I did what she told me. I saw gray clouds piled heavy on the horizon and waves chopped by wind. A single gull flew overhead. Raindrops gathered on my glasses and fuzzed my vision, but there was nothing in the lake that shouldn’t be there. I tried to figure out how to convince her of that, but Vanessa had already let go of me and walked on.

A couple of months ago she sent me a photo of a flier posted downtown. In handwritten capitals it asked: “Have you seen the lake monster?” Below the headline was a generic illustration of a creature that looked like a dinosaur swimming placidly through time, plus an email address. Vanessa’s accompanying text read: “Let’s find it.”

It might have been a joke, but she went after it like she did everything, too much and with enough style to make it worth watching. She binged cryptozoology podcasts and started a blog. She walked the lakeshore at all times in all weather, searching for signs.

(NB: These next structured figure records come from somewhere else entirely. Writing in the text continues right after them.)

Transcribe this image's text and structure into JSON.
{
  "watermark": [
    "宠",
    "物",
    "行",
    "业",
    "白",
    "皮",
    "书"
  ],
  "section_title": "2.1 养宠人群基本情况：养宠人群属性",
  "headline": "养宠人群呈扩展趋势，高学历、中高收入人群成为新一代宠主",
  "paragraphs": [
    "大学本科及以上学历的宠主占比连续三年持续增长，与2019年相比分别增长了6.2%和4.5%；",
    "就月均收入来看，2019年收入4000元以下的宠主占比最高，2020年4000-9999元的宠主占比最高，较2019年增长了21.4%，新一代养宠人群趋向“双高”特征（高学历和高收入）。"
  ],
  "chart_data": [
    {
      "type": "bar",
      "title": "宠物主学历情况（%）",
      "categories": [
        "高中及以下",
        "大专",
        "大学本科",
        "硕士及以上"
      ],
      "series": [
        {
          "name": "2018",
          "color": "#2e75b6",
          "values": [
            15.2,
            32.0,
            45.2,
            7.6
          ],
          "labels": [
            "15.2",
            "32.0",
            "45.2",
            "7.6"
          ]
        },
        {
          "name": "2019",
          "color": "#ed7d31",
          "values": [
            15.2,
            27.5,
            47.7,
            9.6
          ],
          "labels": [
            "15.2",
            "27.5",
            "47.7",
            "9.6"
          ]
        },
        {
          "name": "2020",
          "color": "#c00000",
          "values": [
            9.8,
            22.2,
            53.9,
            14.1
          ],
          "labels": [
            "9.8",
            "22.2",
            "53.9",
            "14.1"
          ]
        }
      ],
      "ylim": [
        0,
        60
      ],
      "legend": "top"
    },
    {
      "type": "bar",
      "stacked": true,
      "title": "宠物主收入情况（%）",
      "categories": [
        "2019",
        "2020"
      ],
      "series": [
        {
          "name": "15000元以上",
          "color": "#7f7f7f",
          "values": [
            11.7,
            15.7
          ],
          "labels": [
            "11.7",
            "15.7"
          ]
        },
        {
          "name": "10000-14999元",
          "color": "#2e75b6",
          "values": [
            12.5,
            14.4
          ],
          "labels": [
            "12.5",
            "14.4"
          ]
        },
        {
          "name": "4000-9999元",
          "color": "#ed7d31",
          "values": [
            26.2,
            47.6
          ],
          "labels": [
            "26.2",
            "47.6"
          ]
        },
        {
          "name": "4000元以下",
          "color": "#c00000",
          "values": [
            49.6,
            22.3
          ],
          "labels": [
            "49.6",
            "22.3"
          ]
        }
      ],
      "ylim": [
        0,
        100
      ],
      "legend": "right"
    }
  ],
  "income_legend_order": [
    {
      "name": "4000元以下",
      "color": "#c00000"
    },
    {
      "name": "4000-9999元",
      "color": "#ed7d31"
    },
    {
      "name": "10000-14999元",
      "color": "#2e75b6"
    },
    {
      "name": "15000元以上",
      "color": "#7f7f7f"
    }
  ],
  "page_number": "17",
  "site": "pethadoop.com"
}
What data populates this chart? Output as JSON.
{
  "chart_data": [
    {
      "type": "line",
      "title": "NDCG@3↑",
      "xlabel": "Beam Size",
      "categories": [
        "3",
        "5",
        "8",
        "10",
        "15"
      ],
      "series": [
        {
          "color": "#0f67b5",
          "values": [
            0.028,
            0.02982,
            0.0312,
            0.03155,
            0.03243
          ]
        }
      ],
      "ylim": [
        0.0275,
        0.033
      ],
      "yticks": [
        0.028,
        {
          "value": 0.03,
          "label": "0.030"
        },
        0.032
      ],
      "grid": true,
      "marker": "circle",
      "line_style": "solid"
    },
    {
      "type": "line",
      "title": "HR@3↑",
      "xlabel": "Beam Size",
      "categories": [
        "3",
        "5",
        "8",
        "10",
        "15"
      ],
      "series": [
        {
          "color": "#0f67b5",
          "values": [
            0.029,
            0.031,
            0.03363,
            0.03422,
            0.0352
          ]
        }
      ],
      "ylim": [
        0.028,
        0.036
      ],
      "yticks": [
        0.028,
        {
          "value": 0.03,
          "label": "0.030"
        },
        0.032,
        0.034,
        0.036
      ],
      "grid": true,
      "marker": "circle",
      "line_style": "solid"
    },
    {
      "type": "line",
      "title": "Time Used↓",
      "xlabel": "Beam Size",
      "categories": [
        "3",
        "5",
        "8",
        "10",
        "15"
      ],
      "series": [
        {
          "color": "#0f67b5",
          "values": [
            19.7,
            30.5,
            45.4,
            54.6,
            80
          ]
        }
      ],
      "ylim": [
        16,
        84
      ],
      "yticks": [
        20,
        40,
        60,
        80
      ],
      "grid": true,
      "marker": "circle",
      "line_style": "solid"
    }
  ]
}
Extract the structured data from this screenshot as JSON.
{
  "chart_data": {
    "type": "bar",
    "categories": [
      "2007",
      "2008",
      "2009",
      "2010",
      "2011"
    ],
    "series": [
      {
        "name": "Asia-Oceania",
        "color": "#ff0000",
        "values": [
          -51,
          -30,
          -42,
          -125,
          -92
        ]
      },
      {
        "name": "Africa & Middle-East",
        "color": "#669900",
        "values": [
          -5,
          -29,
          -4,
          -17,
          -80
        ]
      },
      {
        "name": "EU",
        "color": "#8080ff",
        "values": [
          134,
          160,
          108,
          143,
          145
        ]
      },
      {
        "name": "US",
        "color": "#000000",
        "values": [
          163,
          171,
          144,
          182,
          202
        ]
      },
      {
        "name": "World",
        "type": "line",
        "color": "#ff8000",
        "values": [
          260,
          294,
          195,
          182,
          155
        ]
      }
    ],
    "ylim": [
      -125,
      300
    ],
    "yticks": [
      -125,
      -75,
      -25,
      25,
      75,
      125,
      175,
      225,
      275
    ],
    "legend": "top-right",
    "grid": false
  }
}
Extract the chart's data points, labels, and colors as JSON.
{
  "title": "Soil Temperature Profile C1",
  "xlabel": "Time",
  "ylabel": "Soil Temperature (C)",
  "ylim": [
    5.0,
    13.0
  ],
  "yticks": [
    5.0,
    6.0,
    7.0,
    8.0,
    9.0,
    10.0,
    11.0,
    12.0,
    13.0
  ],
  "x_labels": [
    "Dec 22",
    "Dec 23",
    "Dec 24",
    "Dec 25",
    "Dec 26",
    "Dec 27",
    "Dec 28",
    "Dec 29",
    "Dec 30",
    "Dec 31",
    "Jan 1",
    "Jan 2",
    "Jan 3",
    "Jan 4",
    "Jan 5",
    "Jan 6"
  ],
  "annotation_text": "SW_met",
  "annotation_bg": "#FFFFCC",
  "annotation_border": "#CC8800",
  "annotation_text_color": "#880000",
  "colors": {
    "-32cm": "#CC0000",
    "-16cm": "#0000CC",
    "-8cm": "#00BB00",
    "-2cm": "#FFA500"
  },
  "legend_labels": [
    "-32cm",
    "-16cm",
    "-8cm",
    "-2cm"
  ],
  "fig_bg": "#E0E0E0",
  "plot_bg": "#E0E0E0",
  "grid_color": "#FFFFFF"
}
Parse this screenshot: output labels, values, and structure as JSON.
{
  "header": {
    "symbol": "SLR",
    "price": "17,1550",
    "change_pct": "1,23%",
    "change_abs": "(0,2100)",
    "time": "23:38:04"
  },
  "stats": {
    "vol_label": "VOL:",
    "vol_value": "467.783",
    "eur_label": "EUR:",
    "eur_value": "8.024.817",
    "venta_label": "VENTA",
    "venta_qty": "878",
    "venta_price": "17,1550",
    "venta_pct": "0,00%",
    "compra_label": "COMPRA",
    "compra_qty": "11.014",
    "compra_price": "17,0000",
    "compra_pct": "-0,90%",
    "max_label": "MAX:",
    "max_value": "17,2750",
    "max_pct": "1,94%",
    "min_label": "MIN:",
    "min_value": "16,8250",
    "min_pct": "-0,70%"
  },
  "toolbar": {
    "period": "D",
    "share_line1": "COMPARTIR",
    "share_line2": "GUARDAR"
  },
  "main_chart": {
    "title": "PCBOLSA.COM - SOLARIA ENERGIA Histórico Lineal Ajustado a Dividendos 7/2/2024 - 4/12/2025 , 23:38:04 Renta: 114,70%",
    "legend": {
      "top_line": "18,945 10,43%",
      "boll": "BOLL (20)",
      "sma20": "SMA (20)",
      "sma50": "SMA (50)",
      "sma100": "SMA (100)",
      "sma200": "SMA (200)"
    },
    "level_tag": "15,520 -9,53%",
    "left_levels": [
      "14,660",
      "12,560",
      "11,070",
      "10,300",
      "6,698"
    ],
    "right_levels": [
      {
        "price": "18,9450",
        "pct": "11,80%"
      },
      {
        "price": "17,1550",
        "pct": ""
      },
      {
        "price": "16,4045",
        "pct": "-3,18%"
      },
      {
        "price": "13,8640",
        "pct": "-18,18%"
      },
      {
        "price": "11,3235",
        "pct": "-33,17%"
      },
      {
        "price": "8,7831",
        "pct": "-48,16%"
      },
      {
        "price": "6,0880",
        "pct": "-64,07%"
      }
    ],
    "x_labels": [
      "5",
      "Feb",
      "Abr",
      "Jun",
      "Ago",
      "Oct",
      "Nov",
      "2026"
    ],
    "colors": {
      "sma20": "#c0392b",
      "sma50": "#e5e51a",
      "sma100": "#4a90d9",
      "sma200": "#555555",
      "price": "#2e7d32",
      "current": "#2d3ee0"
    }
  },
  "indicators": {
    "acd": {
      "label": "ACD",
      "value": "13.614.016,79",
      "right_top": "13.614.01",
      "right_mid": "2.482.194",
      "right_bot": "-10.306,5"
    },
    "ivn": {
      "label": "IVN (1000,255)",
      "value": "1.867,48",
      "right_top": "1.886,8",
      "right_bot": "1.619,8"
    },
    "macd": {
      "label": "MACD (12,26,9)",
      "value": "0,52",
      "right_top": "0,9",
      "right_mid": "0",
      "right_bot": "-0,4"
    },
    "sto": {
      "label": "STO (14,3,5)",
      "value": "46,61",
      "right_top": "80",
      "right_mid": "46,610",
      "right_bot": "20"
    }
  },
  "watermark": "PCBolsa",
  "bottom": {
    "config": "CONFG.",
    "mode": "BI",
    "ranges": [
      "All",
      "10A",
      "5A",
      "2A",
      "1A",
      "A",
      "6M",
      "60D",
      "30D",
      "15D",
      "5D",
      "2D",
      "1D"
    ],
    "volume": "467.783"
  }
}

I had always followed her quietly: through childhood, through high school, through college and through our first jobs in the city. I followed her now, in the cold rain at the edge of the big lake, walking as quickly as I could on the slick ledge to catch up with her.

She had pulled out her phone and was training its camera at the lake surface. Rain streamed down the phone’s glass face and her fingers were shaded blue. “Ness, let’s try this later. It’s too cold and wet to be out here.”

She shook the rain off of her phone. “Don’t be boring.”

She bounded further down the ledge. I could never tell if she felt discomfort or pain, if she simply ignored the sensations or if none of it actually touched her. She was like a little kid most of the time, bold, free and selfish. I stood, shivering, full of desire to be home and warm and, more than anything, alone.

Ahead of me the ledge curved to the right and faded into a small beach. To the left of the curve, a long, thin breakwater made of corrugated metal sliced out into the lake. And Vanessa was stepping onto it.

I rushed forward. “What the hell are you doing?

She laughed, balancing impossibly on the metal edges of the breakwater as waves slopped over her boots. “I can get a better view out there,” she shouted, pointing to the end of the breaker. She tossed me her phone, which I fumbled and dropped. “God, Leslie, be careful. Take a picture of me out here for Instagram, okay?”

She stepped further along the breaker like a tightrope walker, as if the whipping wind and freezing rain didn’t exist. I stood on the ledge with chattering teeth. I thought about turning around and going home, about finding a new home, a new job, new friends. I thought about not following her anymore.

Vanessa waved at me from the halfway down the breaker. “Take the picture, bitch!” she yelled.

I didn’t take the picture. Instead, I put a foot on the metal breaker.

I could hear Vanessa’s whoop over the wind. She didn’t expect me to follow her out there and I hadn’t either. But I inched my way to her, pigeon-toed, arms outspread. As I neared her, she reached out and caught my hand, her face gleeful, rewarding. I had a flash of the wild freedom she must feel all the time, without anxiety or expectation or obligation, and I laughed too. Then I pushed her off the breaker.

Her feet went out from under her and on her way down her head slammed on the breaker’s sharp metal edge. She slipped under the waves without further motion or sound. So unlike Vanessa.

I turned around and carefully made my way back to the solid ledge. I scanned up and down the curve of lakeshore and saw no one else. I wiped off my glasses once more, stuffed my hands into my pockets, and walked away.

Before I stepped over the rise of land and out of view of the lake, I glanced back. The sky was still heavy, the water still roiling. I saw the single gull again, sweeping with the wind. Out by the end of the breaker I saw a small dark shape, like a body bobbing or a serpentine back curving. It was hard to say for sure. As I turned back to the city, it seemed more likely that I hadn’t seen anything out there at all.